Ticker | $FNMA

Very rarely do we outright buy stock on the open market. Our acquisition strategy has always been to reduce acquisition costs by selling put options in the target, this also buys us enough time to complete due diligence while collecting some theta payments. This strategy has yielded us strong annual results. We’ve had zero public exposure in real estate or it’s ancillary operations (MBS, Rents, Management, etc) since inception. After reviewing the performance of Fannie Mae, the calculated risk involved in an outright stock acquisition, was deemed a notable long-term play. This is one of the very few positions we’ve acquired on a majority anecdotal reference, though the numbers could certainly work in our favor, but more on that later.

Fannie Mae has been in conservatorship since 2008 and has no timeline as to when that may end.
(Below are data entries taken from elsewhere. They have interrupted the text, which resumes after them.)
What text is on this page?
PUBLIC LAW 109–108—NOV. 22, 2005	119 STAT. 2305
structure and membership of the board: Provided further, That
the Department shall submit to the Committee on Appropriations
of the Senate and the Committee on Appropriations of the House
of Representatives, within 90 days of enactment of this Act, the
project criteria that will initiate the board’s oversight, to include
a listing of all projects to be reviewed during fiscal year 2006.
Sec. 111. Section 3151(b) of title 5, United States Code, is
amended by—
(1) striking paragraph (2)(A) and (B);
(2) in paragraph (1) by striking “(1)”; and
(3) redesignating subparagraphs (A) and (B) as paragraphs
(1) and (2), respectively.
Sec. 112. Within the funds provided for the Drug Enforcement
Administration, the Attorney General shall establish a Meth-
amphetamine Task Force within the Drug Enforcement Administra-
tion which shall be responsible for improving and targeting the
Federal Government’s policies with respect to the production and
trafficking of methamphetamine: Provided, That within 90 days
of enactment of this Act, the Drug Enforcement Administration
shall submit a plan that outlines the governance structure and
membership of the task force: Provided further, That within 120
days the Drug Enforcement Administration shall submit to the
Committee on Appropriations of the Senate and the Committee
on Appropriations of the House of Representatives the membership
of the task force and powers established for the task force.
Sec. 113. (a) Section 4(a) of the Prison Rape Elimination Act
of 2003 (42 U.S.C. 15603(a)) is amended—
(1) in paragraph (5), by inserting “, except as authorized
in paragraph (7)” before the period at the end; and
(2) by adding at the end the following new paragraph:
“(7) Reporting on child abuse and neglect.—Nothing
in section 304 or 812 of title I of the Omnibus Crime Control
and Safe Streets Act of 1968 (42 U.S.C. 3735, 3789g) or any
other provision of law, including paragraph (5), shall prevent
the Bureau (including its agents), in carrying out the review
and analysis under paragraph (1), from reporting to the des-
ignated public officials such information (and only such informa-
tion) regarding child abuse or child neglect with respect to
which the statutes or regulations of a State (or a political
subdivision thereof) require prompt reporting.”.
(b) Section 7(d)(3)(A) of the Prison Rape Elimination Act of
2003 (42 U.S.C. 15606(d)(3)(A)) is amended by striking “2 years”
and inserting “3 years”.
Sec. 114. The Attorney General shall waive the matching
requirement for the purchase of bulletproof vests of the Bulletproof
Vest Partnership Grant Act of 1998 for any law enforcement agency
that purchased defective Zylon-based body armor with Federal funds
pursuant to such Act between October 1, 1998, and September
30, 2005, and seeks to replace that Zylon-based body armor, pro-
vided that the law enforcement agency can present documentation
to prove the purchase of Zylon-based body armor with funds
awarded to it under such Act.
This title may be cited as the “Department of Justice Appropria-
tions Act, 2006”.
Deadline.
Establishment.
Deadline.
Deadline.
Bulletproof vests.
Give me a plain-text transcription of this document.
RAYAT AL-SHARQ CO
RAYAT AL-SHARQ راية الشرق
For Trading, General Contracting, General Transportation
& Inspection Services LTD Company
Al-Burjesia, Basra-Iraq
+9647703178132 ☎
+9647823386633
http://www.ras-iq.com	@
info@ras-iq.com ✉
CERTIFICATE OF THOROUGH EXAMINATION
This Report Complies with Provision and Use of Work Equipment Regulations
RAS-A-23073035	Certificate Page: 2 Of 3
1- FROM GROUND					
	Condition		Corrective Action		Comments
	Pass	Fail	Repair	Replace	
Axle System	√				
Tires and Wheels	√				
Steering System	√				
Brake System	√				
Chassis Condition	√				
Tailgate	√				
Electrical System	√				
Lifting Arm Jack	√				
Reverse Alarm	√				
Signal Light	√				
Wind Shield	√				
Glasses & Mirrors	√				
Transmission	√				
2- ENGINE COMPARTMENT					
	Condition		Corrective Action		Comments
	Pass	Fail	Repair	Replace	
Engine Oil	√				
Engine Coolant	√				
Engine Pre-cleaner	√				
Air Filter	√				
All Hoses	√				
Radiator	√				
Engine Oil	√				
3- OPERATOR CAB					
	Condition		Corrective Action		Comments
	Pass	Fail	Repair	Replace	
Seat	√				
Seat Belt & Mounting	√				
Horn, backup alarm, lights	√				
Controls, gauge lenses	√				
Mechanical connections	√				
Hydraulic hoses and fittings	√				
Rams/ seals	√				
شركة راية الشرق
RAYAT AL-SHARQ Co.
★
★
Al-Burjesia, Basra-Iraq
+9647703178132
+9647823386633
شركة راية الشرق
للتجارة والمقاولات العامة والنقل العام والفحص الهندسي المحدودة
Part of it’s agreement with the Treasury department is that it sends back 90% of it’s net worth to Treasury until 2018, after which that will increase to 100%. This arrangement is steeped in strong political discourse from all directions, so we won’t get into how it all came about, or any rationale behind it. We weren’t there, and these are the operating conditions they abide by, creating a potential for opportunity down the road.

Getting into the numbers

FNMA showed strong performance in the previous year’s (2016) operations. Net income increased by 12% to just over $12B, though net revenues decreased by a marginal 2%. The credit quality of their single-family book of business has greatly improved since 2009, partly led by the age diversification of the portfolio (88% of the portfolio has been acquired post-2009.)

The dividend agreement between FNMA and Treasury is the most intriguing part of their operations, and to be quite frank, is the reason why we’ve made the acquisition that we have. Since entering conservatorship, FNMA has paid the treasury $154.4B in dividends, while drawing $116.1B in times of negative net worth realization. FNMA has not taken a draw since 2012 and does not appear to need anymore draws going forward. Operating for almost 10 years under such a structure has created a fiscally tight organization that could reap significant rewards if that sense of fiscal responsibility extends beyond the end of it’s conservatorship, though that is very uncertain.

The outlook

To be transparent, our acquisition of FNMA common stock is our smallest position to date, but we found it a calculated risk worth taking. Though, most calculated risks are moot when your time horizon is “forever” as we hope this to be. Due to a lack of liquidity and the nature of the beast, we forwent our traditional derivatives-based acquisition strategy and purchased the position over the past few weeks directly off the exchanges.

The longterm play is as follows… (again, we’re not getting into politics here, just analyzing an opportunity the current environment is providing.)

Steven Mnuchin has been a proponent of privatizing FNMA since before he entered public service. Though, yes, he is not the sole decider in this instance, he does have significant say in creating the policy framework that may lead to the end of it’s conservatorship. Administration officials aside, there has been a growing sentiment among Congress that FNMA should be removed from the government’s investment portfolio and placed back into the free market. The sentiment seems to continue towards this path of “normalcy” for the organization, and our position is indicative of our stance on the issue. Our thought being that once FNMA goes through the process of being released back into the marketplace with much more limited oversight, they would continue to operate under revised by-laws and operating procedures that create a positive net worth gain for itself and stakeholders. With a reduction in their dividend pay rate from 100% to 25-50%, that would create a net positive for all parties involved. Our strong belief is that FNMA will be taken out of conservatorship over the next 5-10 years (net positive to capital gains) and it will begin paying dividends to shareholders a maximum of 5 years after conservatorship ends (a net positive capital gain as well as a net increase to our total annual income.)

At the end of the day, we’re going long FNMA for the long-haul. Mixing politics and capitalism has always seemed to be a bit of a lightning rod, so our plan is to sit on our hands, and see how it all turns out!